Migrating password hashes from Samba NT4 domain to Active Directory June 1, 2018
Uncategorized

It’s been a while since I’ve blogged about anything, but today we managed to solve a particularly important problem, that we were having trouble finding answers to, and I wanted to share it so that others might benefit.

First, a little back story.  We’re currently running a Samba 3 domain, on RHEL, which emulates an NT4 windows domain.  This has a down-side or two, one of them being these weak-ish ntlm hashes that we have to store in ldap.  Well we’re working toward resolving that by finally giving in and moving to Windows AD. Go ahead, point and laugh, I’ll wait.

 

 

Ok, got that out of your system?  Let’s continue.

We’ve got a number of hurdles already worked out, we are leveraging a grouper provisioner to populate our AD from ldap, and our password utility which lets users change their password in ldap is setup with AD hooks so we can set AD passwords.  The problem?  The initial password import!  The team has been banging their heads off of the issue for a few weeks now, while I’ve been tied up in other things.

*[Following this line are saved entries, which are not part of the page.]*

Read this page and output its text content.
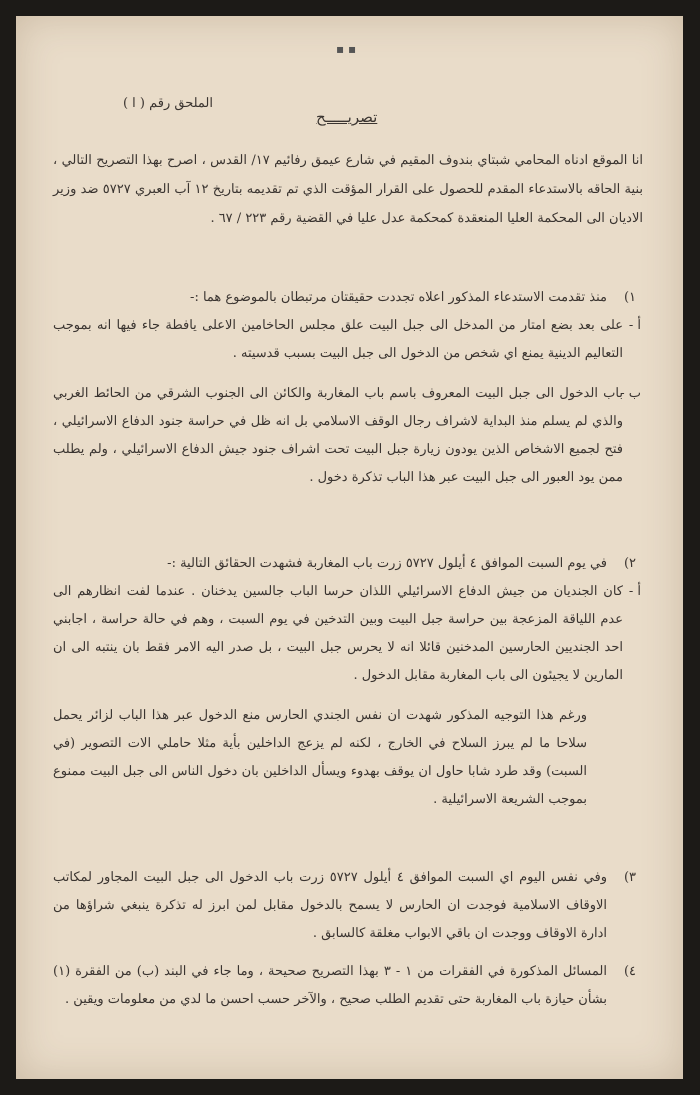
▪ ▪
الملحق رقم ( ا )
تصريـــــح
انا الموقع ادناه المحامي شبتاي بندوف المقيم في شارع عيمق رفائيم ١٧/ القدس ، اصرح بهذا التصريح التالي ، بنية الحاقه بالاستدعاء المقدم للحصول على القرار المؤقت الذي تم تقديمه بتاريخ ١٢ آب العبري ٥٧٢٧ ضد وزير الاديان الى المحكمة العليا المنعقدة كمحكمة عدل عليا في القضية رقم ٢٢٣ / ٦٧ .
١)
منذ تقدمت الاستدعاء المذكور اعلاه تجددت حقيقتان مرتبطان بالموضوع هما :-
أ -
على بعد بضع امتار من المدخل الى جبل البيت علق مجلس الحاخامين الاعلى يافطة جاء فيها انه بموجب التعاليم الدينية يمنع اي شخص من الدخول الى جبل البيت بسبب قدسيته .
ب -
باب الدخول الى جبل البيت المعروف باسم باب المغاربة والكائن الى الجنوب الشرقي من الحائط الغربي والذي لم يسلم منذ البداية لاشراف رجال الوقف الاسلامي بل انه ظل في حراسة جنود الدفاع الاسرائيلي ، فتح لجميع الاشخاص الذين يودون زيارة جبل البيت تحت اشراف جنود جيش الدفاع الاسرائيلي ، ولم يطلب ممن يود العبور الى جبل البيت عبر هذا الباب تذكرة دخول .
٢)
في يوم السبت الموافق ٤ أيلول ٥٧٢٧ زرت باب المغاربة فشهدت الحقائق التالية :-
أ -
كان الجنديان من جيش الدفاع الاسرائيلي اللذان حرسا الباب جالسين يدخنان . عندما لفت انظارهم الى عدم اللياقة المزعجة بين حراسة جبل البيت وبين التدخين في يوم السبت ، وهم في حالة حراسة ، اجابني احد الجنديين الحارسين المدخنين قائلا انه لا يحرس جبل البيت ، بل صدر اليه الامر فقط بان ينتبه الى ان المارين لا يجيئون الى باب المغاربة مقابل الدخول .
ورغم هذا التوجيه المذكور شهدت ان نفس الجندي الحارس منع الدخول عبر هذا الباب لزائر يحمل سلاحا ما لم يبرز السلاح في الخارج ، لكنه لم يزعج الداخلين بأية مثلا حاملي الات التصوير (في السبت) وقد طرد شابا حاول ان يوقف بهدوء ويسأل الداخلين بان دخول الناس الى جبل البيت ممنوع بموجب الشريعة الاسرائيلية .
٣)
وفي نفس اليوم اي السبت الموافق ٤ أيلول ٥٧٢٧ زرت باب الدخول الى جبل البيت المجاور لمكاتب الاوقاف الاسلامية فوجدت ان الحارس لا يسمح بالدخول مقابل لمن ابرز له تذكرة ينبغي شراؤها من ادارة الاوقاف ووجدت ان باقي الابواب مغلقة كالسابق .
٤)
المسائل المذكورة في الفقرات من ١ - ٣ بهذا التصريح صحيحة ، وما جاء في البند (ب) من الفقرة (١) بشأن حيازة باب المغاربة حتى تقديم الطلب صحيح ، والآخر حسب احسن ما لدي من معلومات ويقين .
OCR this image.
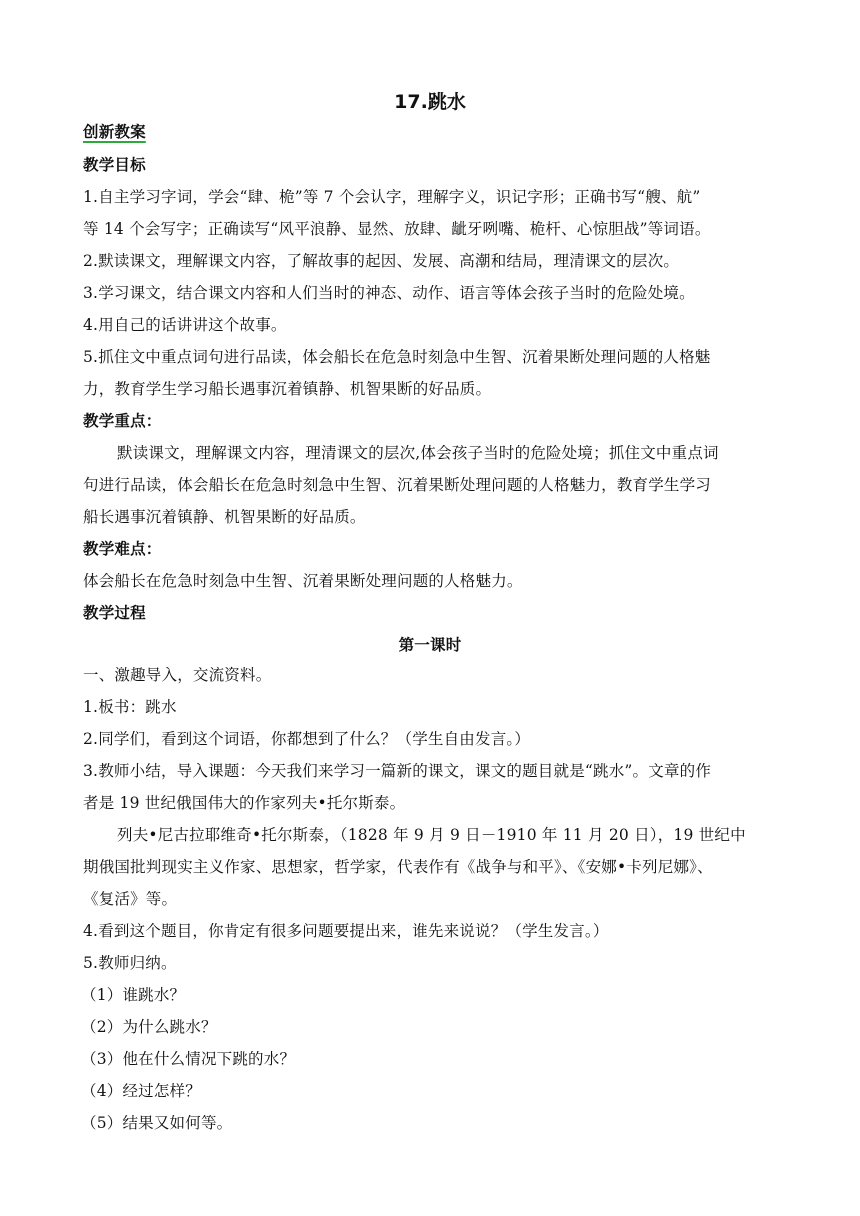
17.跳水
创新教案
教学目标
1.自主学习字词，学会“肆、桅”等 7 个会认字，理解字义，识记字形；正确书写“艘、航”
等 14 个会写字；正确读写“风平浪静、显然、放肆、龇牙咧嘴、桅杆、心惊胆战”等词语。
2.默读课文，理解课文内容，了解故事的起因、发展、高潮和结局，理清课文的层次。
3.学习课文，结合课文内容和人们当时的神态、动作、语言等体会孩子当时的危险处境。
4.用自己的话讲讲这个故事。
5.抓住文中重点词句进行品读，体会船长在危急时刻急中生智、沉着果断处理问题的人格魅
力，教育学生学习船长遇事沉着镇静、机智果断的好品质。
教学重点：
默读课文，理解课文内容，理清课文的层次,体会孩子当时的危险处境；抓住文中重点词
句进行品读，体会船长在危急时刻急中生智、沉着果断处理问题的人格魅力，教育学生学习
船长遇事沉着镇静、机智果断的好品质。
教学难点：
体会船长在危急时刻急中生智、沉着果断处理问题的人格魅力。
教学过程
第一课时
一、激趣导入，交流资料。
1.板书：跳水
2.同学们，看到这个词语，你都想到了什么？（学生自由发言。）
3.教师小结，导入课题：今天我们来学习一篇新的课文，课文的题目就是“跳水”。文章的作
者是 19 世纪俄国伟大的作家列夫•托尔斯泰。
列夫•尼古拉耶维奇•托尔斯泰，（1828 年 9 月 9 日－1910 年 11 月 20 日），19 世纪中
期俄国批判现实主义作家、思想家，哲学家，代表作有《战争与和平》、《安娜•卡列尼娜》、
《复活》等。
4.看到这个题目，你肯定有很多问题要提出来，谁先来说说？（学生发言。）
5.教师归纳。
（1）谁跳水？
（2）为什么跳水？
（3）他在什么情况下跳的水？
（4）经过怎样？
（5）结果又如何等。
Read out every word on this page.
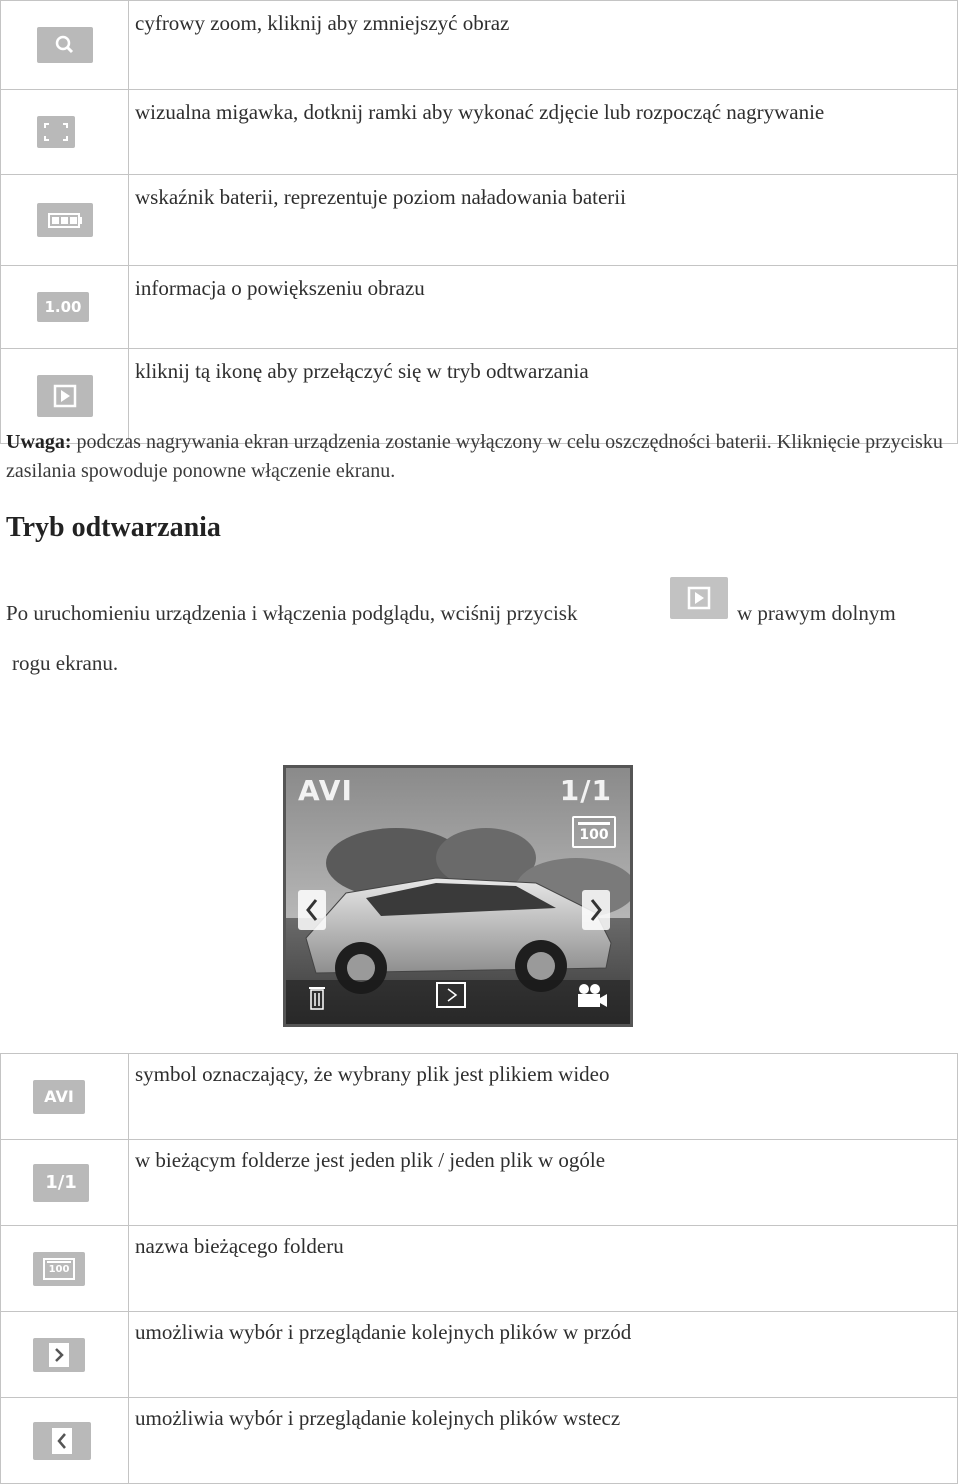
	cyfrowy zoom, kliknij aby zmniejszyć obraz

	wizualna migawka, dotknij ramki aby wykonać zdjęcie lub rozpocząć nagrywanie

	wskaźnik baterii, reprezentuje poziom naładowania baterii

1.00	informacja o powiększeniu obrazu

	kliknij tą ikonę aby przełączyć się w tryb odtwarzania
Uwaga: podczas nagrywania ekran urządzenia zostanie wyłączony w celu oszczędności baterii. Kliknięcie przycisku zasilania spowoduje ponowne włączenie ekranu.
Tryb odtwarzania
Po uruchomieniu urządzenia i włączenia podglądu, wciśnij przycisk	w prawym dolnym
rogu ekranu.
AVI	1/1
100
AVI	symbol oznaczający, że wybrany plik jest plikiem wideo

1/1	w bieżącym folderze jest jeden plik / jeden plik w ogóle

100	nazwa bieżącego folderu

	umożliwia wybór i przeglądanie kolejnych plików w przód

	umożliwia wybór i przeglądanie kolejnych plików wstecz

Trying different migration tools, we’ve even entertained the idea of paying someone to crack all of the NTLM hashes we’ve got!  Mass password resets maybe? Password re-assert?  Scraping passwords from our SSO app? Migrate the samba 3 domain to a samba 4 domain??  This morning I actually spent a few hours trying to see if I could tcpdump the traffic to our smtp servers, and then ssl decrypt the sessions to get logins that way.  All of these options met some success, but none of them were a great 100% solution.  Finally I decided to reach out to a guy I know from my years at DerbyCon.

I met Evil_Mog a few years ago he had some cool ideas for the Hack My Derby project and I’d sat in one of his talks about crypto currency.  He’s also done some cool stuff with HashCat, cracking NTLM hashes. See the link?  Yea.  So I hit up Mog on a slack group we’re both members of, and we chatted for a bit.  He gave me a slew of options of varying complexity and evilness.  One looked really promising though.  DSInternals.  This is a tool for powershell, which will, among other things, let you directly insert a hash for a user account’s password in AD!  Yea, this means we’re carrying forward the bad ntlm hashes, but at least it gets us running, and we can, hopefully, later have some password hygiene event or something where we have a mass password reset or re-assert that will re-set these hashes to something more modern.  I’d give you a blow-by-blow of the process, but so much of what we’re doing is specific to our environment that it probably wont help you, and could hurt us I suppose.  The ntlm hash insertion was as simple as getting the hash from our ldap, and then using the Set-SamAccountPasswordHash cmdlet to set the hash on an AD account (from a machine and account with proper permissions of course).  Boom!  Password sync.

I hope this helps someone else out!  We were almost in panic mode with deadlines approaching on our AD move, and no clear solution in site.  Thanks Mog! Remember folks, it’s not always what you know, it’s the network you cultivate.